Eye-Rolling Improves Vision For Mantis Shrimp

Mantis shrimp roll their eyes to improve their polarized vision. Photo by Michael Bok/University of Lund

BRISTOL, England, July 13 (UPI) — Those eye-rolling mantis shrimp aren’t showing disrespect, they’re just trying to sharpen their eyesight. According to researchers at the University of Bristol, eye rotations improve the crustacean’s polarized vision.

The eyes of mantis shrimp process polarized light. Rolling their eyes is like turning up the contrast on the television, it sharpens their marine surroundings and helps objects stand out.

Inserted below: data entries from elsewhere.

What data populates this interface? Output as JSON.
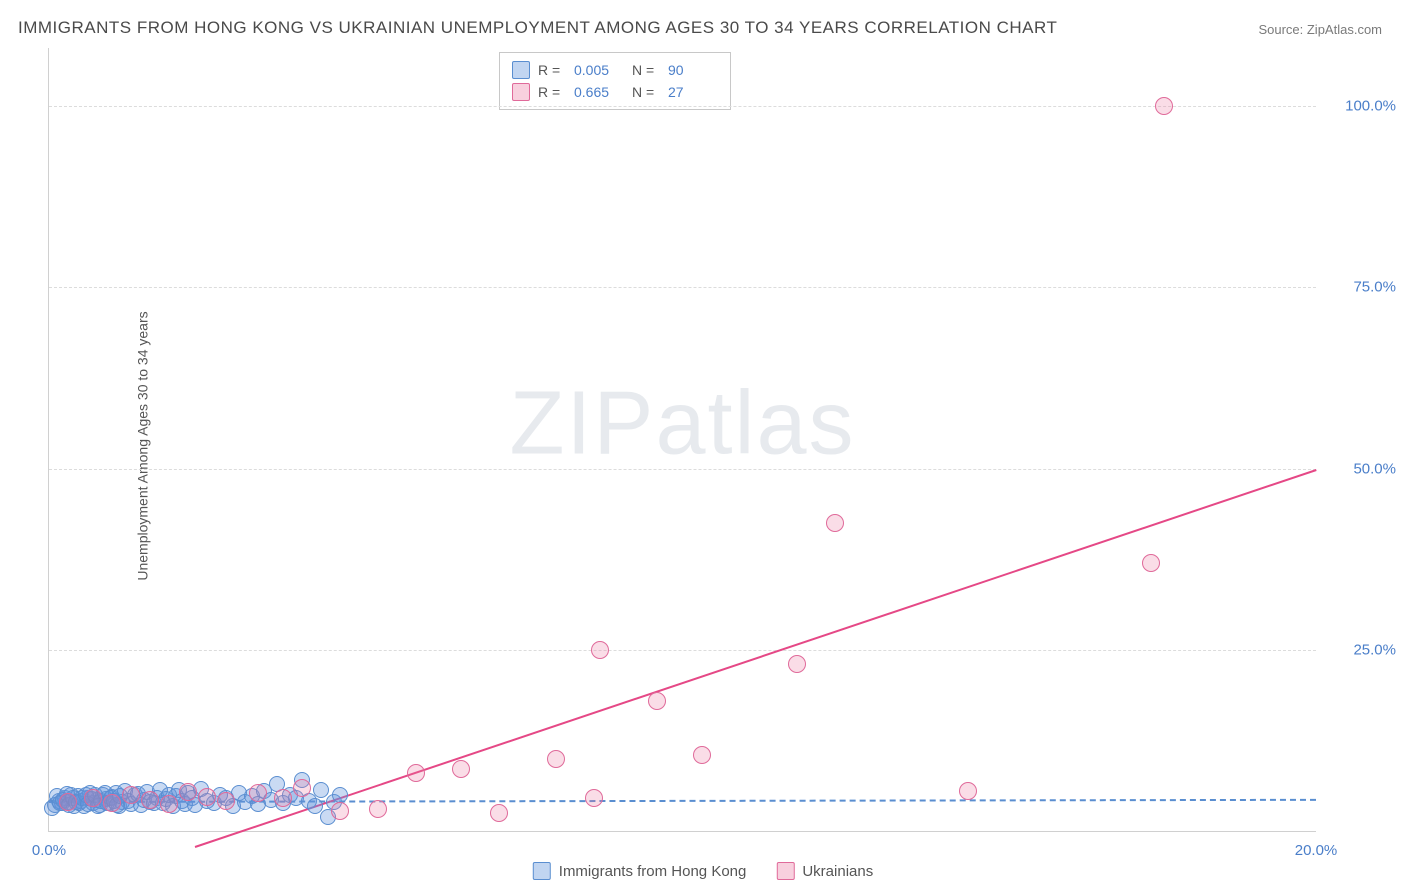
{
  "title": "IMMIGRANTS FROM HONG KONG VS UKRAINIAN UNEMPLOYMENT AMONG AGES 30 TO 34 YEARS CORRELATION CHART",
  "source": "Source: ZipAtlas.com",
  "y_axis_label": "Unemployment Among Ages 30 to 34 years",
  "watermark": "ZIPatlas",
  "chart": {
    "type": "scatter",
    "xlim": [
      0,
      20
    ],
    "ylim": [
      0,
      108
    ],
    "x_ticks": [
      {
        "v": 0,
        "label": "0.0%"
      },
      {
        "v": 20,
        "label": "20.0%"
      }
    ],
    "y_ticks": [
      {
        "v": 25,
        "label": "25.0%"
      },
      {
        "v": 50,
        "label": "50.0%"
      },
      {
        "v": 75,
        "label": "75.0%"
      },
      {
        "v": 100,
        "label": "100.0%"
      }
    ],
    "grid_color": "#dcdcdc",
    "background_color": "#ffffff",
    "marker_radius": 8,
    "series": [
      {
        "name": "Immigrants from Hong Kong",
        "key": "blue",
        "color_fill": "rgba(100,150,220,0.35)",
        "color_stroke": "#5a8ed0",
        "r_label": "R =",
        "r_value": "0.005",
        "n_label": "N =",
        "n_value": "90",
        "trend": {
          "x1": 0,
          "y1": 4.2,
          "x2": 20,
          "y2": 4.5,
          "style": "dashed"
        },
        "points": [
          [
            0.1,
            3.6
          ],
          [
            0.15,
            4.2
          ],
          [
            0.2,
            3.8
          ],
          [
            0.25,
            4.5
          ],
          [
            0.3,
            4.0
          ],
          [
            0.35,
            5.0
          ],
          [
            0.4,
            3.5
          ],
          [
            0.45,
            4.8
          ],
          [
            0.5,
            4.1
          ],
          [
            0.55,
            3.4
          ],
          [
            0.6,
            4.6
          ],
          [
            0.65,
            5.2
          ],
          [
            0.7,
            3.9
          ],
          [
            0.75,
            4.3
          ],
          [
            0.8,
            3.6
          ],
          [
            0.85,
            5.0
          ],
          [
            0.9,
            4.4
          ],
          [
            0.95,
            3.8
          ],
          [
            1.0,
            4.7
          ],
          [
            1.05,
            5.3
          ],
          [
            1.1,
            3.5
          ],
          [
            1.15,
            4.0
          ],
          [
            1.2,
            5.5
          ],
          [
            1.25,
            4.2
          ],
          [
            1.3,
            3.7
          ],
          [
            1.35,
            4.9
          ],
          [
            1.4,
            5.1
          ],
          [
            1.45,
            3.6
          ],
          [
            1.5,
            4.3
          ],
          [
            1.55,
            5.4
          ],
          [
            1.6,
            4.0
          ],
          [
            1.65,
            3.8
          ],
          [
            1.7,
            4.6
          ],
          [
            1.75,
            5.7
          ],
          [
            1.8,
            3.9
          ],
          [
            1.85,
            4.4
          ],
          [
            1.9,
            5.0
          ],
          [
            1.95,
            3.5
          ],
          [
            2.0,
            4.8
          ],
          [
            2.05,
            5.6
          ],
          [
            2.1,
            4.1
          ],
          [
            2.15,
            3.7
          ],
          [
            2.2,
            5.2
          ],
          [
            2.25,
            4.5
          ],
          [
            2.3,
            3.6
          ],
          [
            2.4,
            5.8
          ],
          [
            2.5,
            4.2
          ],
          [
            2.6,
            3.9
          ],
          [
            2.7,
            5.0
          ],
          [
            2.8,
            4.6
          ],
          [
            2.9,
            3.4
          ],
          [
            3.0,
            5.3
          ],
          [
            3.1,
            4.0
          ],
          [
            3.2,
            4.8
          ],
          [
            3.3,
            3.7
          ],
          [
            3.4,
            5.5
          ],
          [
            3.5,
            4.3
          ],
          [
            3.6,
            6.5
          ],
          [
            3.7,
            3.8
          ],
          [
            3.8,
            5.0
          ],
          [
            3.9,
            4.5
          ],
          [
            4.0,
            7.0
          ],
          [
            4.1,
            4.2
          ],
          [
            4.2,
            3.5
          ],
          [
            4.3,
            5.6
          ],
          [
            4.4,
            2.0
          ],
          [
            4.5,
            4.0
          ],
          [
            4.6,
            4.9
          ],
          [
            0.05,
            3.2
          ],
          [
            0.12,
            4.8
          ],
          [
            0.18,
            3.9
          ],
          [
            0.22,
            4.3
          ],
          [
            0.28,
            5.1
          ],
          [
            0.32,
            3.6
          ],
          [
            0.38,
            4.5
          ],
          [
            0.42,
            4.0
          ],
          [
            0.48,
            3.8
          ],
          [
            0.52,
            4.6
          ],
          [
            0.58,
            5.0
          ],
          [
            0.62,
            3.7
          ],
          [
            0.68,
            4.4
          ],
          [
            0.72,
            4.9
          ],
          [
            0.78,
            3.5
          ],
          [
            0.82,
            4.2
          ],
          [
            0.88,
            5.2
          ],
          [
            0.92,
            3.9
          ],
          [
            0.98,
            4.5
          ],
          [
            1.02,
            4.1
          ],
          [
            1.08,
            3.6
          ],
          [
            1.12,
            4.8
          ]
        ]
      },
      {
        "name": "Ukrainians",
        "key": "pink",
        "color_fill": "rgba(235,120,160,0.25)",
        "color_stroke": "#e06a9a",
        "r_label": "R =",
        "r_value": "0.665",
        "n_label": "N =",
        "n_value": "27",
        "trend": {
          "x1": 2.3,
          "y1": -2,
          "x2": 20,
          "y2": 50,
          "style": "solid"
        },
        "points": [
          [
            0.3,
            4.0
          ],
          [
            0.7,
            4.5
          ],
          [
            1.0,
            3.9
          ],
          [
            1.3,
            5.0
          ],
          [
            1.6,
            4.3
          ],
          [
            1.9,
            3.7
          ],
          [
            2.2,
            5.4
          ],
          [
            2.5,
            4.7
          ],
          [
            2.8,
            4.1
          ],
          [
            3.3,
            5.3
          ],
          [
            4.0,
            6.0
          ],
          [
            4.6,
            2.7
          ],
          [
            5.8,
            8.0
          ],
          [
            6.5,
            8.5
          ],
          [
            7.1,
            2.5
          ],
          [
            8.0,
            10.0
          ],
          [
            8.6,
            4.5
          ],
          [
            8.7,
            25.0
          ],
          [
            9.6,
            18.0
          ],
          [
            10.3,
            10.5
          ],
          [
            11.8,
            23.0
          ],
          [
            12.4,
            42.5
          ],
          [
            14.5,
            5.5
          ],
          [
            17.4,
            37.0
          ],
          [
            17.6,
            100.0
          ],
          [
            3.7,
            4.6
          ],
          [
            5.2,
            3.0
          ]
        ]
      }
    ]
  },
  "legend_bottom": [
    {
      "swatch": "blue",
      "label": "Immigrants from Hong Kong"
    },
    {
      "swatch": "pink",
      "label": "Ukrainians"
    }
  ]
}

“We have known for a while that mantis shrimp see the world very differently from humans,” Nicholas Roberts, a biologist at Bristol, said in a news release. “But the eye movements of mantis shrimp have always been something of a puzzle.”

In addition to seeing polarized light, mantis shrimp also use 12 different color channels. Humans only use three.

“Intuitively, a stable eye should see the world better than a mobile one, but mantis shrimp seem to have found a different way to see more clearly,” Roberts added.

Researchers were able to show that two mantis shrimp species, Gonodactylus smithii and Odontodactylus scyllarus, use eye rotation to better align specific photoreceptors with the angle of polarization.

The new findings were published in the journal Nature Communications.

“This is the first documented example of any animal displaying dynamic polarization vision, in which the polarization information is actively maximized through rotational eye movements,” researchers wrote in the new paper.

Researchers believe the discovery could lead to new optical technologies with applications for underwater exploration, materials analysis and more.